The offices of the ruling Islamist party Ennahda in Kesra were also attacked and documents burned, witnesses said.

Police and hospital sources were not immediately available to confirm how many people were injured in the unrest.

And in the Gaafour locality, north of Siliana, protesters hurled rocks at police and army trucks heading to the flashpoint town, forcing some of them to turn back, according to witnesses there.

‘Counter-revolutionaries’

In Siliana, protesters gathered early on Thursday at the headquarters of the UGTT trade union, which had called a general strike, before taking to the streets to demand the resignation of the governor, Ahmed Ezzine Mahjoubi, over his perceived failure to boost the poor region's economic prospects.

Shops were closed, and the UGTT, Tunisia’s main trade union, said the strike was being observed across the region, which lies more than 100 kilometers (60 miles) south of Tunis.

It called for a fresh demonstration on Friday following Prime Minister Hamadi Jebali’s refusal to sack the governor, in a televised announcement on Wednesday evening.

“I call on all residents of the region to participate in a symbolic march on Tunis,” said the UGTT's local secretary general, Nejib Sebti.

An Ennahda official denounced the violence, which he said was provoked by the protesters, and warned of interference by “counter-revolutionaries.”

“The protests have degenerated into violence and attacks against symbols of the state... and the achievements of the people,” Ameur Larayedh, who heads the party’'s politbureau, told a news conference in Tunis.

“The people will not allow the counter-revolutionaries to return” to power, he added.

Clashes in Siliana between police and protesters earlier this week wounded at least 265 people, medics at the hospital said.

The Islamist-led government has insisted the response to the protests was appropriate.

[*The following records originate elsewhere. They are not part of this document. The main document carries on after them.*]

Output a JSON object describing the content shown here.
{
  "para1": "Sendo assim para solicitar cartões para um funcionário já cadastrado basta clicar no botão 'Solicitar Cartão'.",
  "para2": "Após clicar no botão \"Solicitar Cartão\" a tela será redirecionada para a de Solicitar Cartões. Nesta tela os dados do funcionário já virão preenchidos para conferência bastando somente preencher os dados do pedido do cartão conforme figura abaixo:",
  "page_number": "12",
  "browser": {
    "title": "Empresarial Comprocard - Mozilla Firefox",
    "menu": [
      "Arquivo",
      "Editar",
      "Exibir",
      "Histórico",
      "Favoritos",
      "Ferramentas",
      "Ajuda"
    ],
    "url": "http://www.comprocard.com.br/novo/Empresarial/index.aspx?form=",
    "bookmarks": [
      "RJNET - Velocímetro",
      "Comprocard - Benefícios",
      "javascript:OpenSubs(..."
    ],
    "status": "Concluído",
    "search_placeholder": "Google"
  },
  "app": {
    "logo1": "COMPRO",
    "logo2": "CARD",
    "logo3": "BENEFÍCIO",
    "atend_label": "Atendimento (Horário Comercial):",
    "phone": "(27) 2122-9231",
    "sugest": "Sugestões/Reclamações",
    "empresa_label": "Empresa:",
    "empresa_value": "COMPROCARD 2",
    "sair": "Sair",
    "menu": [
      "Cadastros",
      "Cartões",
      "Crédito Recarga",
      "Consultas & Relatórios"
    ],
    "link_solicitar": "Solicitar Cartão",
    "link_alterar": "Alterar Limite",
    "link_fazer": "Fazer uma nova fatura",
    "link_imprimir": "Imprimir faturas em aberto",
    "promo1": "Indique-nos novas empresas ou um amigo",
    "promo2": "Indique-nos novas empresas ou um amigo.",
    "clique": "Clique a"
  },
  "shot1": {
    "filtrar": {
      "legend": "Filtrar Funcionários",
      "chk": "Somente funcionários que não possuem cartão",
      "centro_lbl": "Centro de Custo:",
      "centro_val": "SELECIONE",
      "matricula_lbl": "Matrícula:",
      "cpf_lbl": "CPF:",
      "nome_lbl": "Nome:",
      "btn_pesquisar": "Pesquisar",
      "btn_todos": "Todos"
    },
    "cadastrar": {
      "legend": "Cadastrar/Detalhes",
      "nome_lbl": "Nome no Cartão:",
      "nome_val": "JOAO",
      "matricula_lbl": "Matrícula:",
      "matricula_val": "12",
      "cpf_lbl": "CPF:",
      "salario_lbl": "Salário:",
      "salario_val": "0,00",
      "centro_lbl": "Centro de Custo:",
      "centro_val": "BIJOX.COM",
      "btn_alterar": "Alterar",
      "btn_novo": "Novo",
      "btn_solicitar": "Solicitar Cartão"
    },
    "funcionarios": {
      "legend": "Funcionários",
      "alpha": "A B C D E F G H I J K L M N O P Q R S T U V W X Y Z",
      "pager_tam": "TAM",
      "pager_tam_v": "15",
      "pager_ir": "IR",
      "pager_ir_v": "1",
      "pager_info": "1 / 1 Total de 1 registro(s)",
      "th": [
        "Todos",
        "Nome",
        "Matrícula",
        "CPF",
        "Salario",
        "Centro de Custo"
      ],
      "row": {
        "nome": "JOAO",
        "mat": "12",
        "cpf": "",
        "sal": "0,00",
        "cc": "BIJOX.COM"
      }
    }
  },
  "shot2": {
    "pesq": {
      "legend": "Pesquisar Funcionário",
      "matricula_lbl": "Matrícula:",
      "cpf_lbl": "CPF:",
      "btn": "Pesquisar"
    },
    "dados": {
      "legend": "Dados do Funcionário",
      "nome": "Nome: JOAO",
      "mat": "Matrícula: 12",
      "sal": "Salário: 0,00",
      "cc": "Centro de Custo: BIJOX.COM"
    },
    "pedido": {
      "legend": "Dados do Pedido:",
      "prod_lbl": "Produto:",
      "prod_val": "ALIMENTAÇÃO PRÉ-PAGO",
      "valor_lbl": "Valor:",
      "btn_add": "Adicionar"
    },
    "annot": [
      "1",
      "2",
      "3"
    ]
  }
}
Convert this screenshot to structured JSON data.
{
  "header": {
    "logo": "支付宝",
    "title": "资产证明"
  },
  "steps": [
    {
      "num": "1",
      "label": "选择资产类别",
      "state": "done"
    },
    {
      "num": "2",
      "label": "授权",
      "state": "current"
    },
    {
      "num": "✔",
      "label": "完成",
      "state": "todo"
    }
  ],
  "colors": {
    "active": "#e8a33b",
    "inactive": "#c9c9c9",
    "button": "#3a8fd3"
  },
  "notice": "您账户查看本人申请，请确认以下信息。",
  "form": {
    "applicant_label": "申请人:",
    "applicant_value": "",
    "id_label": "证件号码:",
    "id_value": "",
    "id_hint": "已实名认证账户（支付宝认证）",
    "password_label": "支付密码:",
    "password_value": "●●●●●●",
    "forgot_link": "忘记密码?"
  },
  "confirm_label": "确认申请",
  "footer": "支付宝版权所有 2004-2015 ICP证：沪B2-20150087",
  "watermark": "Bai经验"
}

But protesters are demanding action against police officers, after some of the demonstrators were treated for shotgun wounds on Wednesday.

Nineteen people were partially or totally blinded in the unrest on Wednesday, when protesters again demanded jobs, and investment in the region to boost economic growth.

Precarious living conditions and widespread unemployment were driving factors behind Ben Ali's overthrow in the first of the Arab Spring uprisings that have since swept the region.

Much of Tunisia’s interior suffers from a chronic lack of development, and has seen growing social unrest in the face of economic stagnation and rising discontent over the government's failure to improve living standards.